Researchers at Ohio State have been leaders in characterizing the role of miRNAs in cancer development. These small molecules are single-stranded RNA molecules that can act either as tumor suppressors or oncogenes. They can block transcription of genes by stopping them from producing messenger RNA or can inhibit translation of the genes by blocking production of proteins from messenger RNA, according to Pekarsky. Earlier this year the investigators provided the first direct evidence that over-expression of an miRNA molecule could result in development of cancer have since identified a number of miRNAs associated with B-cell chronic lymphocytic leukemia that appear to promote tumor development. But the protective miR-29 and miR-181 molecules are emerging as the most important miRNAs discovered to date, Pekarsky said. "MicroRNAs such as these could prove to be as powerful as the protein transcription factors that we know can turn genes on and off," he said.

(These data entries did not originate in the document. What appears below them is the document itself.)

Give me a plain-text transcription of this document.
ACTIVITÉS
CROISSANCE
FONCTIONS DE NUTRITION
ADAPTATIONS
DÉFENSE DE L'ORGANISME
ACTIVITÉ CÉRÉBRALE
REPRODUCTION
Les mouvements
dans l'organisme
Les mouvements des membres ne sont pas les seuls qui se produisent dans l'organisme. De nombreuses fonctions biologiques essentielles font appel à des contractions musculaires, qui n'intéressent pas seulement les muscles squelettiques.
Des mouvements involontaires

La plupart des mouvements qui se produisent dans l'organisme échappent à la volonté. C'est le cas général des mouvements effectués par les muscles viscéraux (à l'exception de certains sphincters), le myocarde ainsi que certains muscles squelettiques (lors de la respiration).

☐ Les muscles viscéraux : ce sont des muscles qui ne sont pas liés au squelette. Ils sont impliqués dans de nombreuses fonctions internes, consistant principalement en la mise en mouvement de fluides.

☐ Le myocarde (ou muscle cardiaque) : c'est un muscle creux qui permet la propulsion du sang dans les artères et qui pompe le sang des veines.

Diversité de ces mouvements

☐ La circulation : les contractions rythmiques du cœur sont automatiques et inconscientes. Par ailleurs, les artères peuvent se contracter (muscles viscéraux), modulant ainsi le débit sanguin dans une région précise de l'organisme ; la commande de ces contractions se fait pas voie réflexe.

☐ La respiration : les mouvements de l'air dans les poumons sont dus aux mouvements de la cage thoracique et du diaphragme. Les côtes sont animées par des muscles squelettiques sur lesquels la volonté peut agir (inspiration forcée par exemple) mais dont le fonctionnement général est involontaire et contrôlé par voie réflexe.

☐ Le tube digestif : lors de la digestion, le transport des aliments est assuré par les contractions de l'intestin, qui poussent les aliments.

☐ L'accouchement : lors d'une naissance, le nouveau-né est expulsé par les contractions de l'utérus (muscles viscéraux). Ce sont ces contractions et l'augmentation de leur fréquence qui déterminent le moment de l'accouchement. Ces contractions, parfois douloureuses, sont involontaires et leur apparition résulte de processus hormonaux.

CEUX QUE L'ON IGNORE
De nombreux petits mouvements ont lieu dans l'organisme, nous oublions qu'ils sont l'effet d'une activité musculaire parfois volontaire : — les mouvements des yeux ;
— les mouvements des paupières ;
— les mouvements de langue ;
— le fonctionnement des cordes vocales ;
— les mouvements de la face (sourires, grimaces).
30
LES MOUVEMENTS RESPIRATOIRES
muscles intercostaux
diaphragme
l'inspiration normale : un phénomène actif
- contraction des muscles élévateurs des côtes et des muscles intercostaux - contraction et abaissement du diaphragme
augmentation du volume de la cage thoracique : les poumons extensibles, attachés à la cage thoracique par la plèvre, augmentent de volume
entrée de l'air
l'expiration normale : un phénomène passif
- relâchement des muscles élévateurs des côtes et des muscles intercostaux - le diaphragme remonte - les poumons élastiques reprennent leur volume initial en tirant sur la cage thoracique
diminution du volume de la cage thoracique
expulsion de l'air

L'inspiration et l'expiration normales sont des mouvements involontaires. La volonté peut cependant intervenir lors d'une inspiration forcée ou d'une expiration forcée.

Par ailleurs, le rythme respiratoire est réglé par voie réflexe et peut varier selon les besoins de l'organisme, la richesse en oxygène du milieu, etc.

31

The researchers studied TCL1 expression and miRNA expression in 23 samples of indolent B-CLL, 25 samples of aggressive B-CLL, and 32 samples of B-CLL exhibiting a chromosomal deletion, which makes it the most difficult type to treat. They found that TCL1 over-expression correlated with the two most aggressive forms of the cancer. To determine which miRNAs targeted TCL1, they used microRNA-microchips and elaborate computer programs to identify miR-29 and miR-181.

Regulation of TCL1 expression by these two miRNAs is relevant to all the three groups of cells studied, Pekarsky said. "You can look at the miRNA profile and say whether the cancer is aggressive or indolent," he said. And of the two miRNAs, miR-29 offers the most predictive power, Pekarsky added.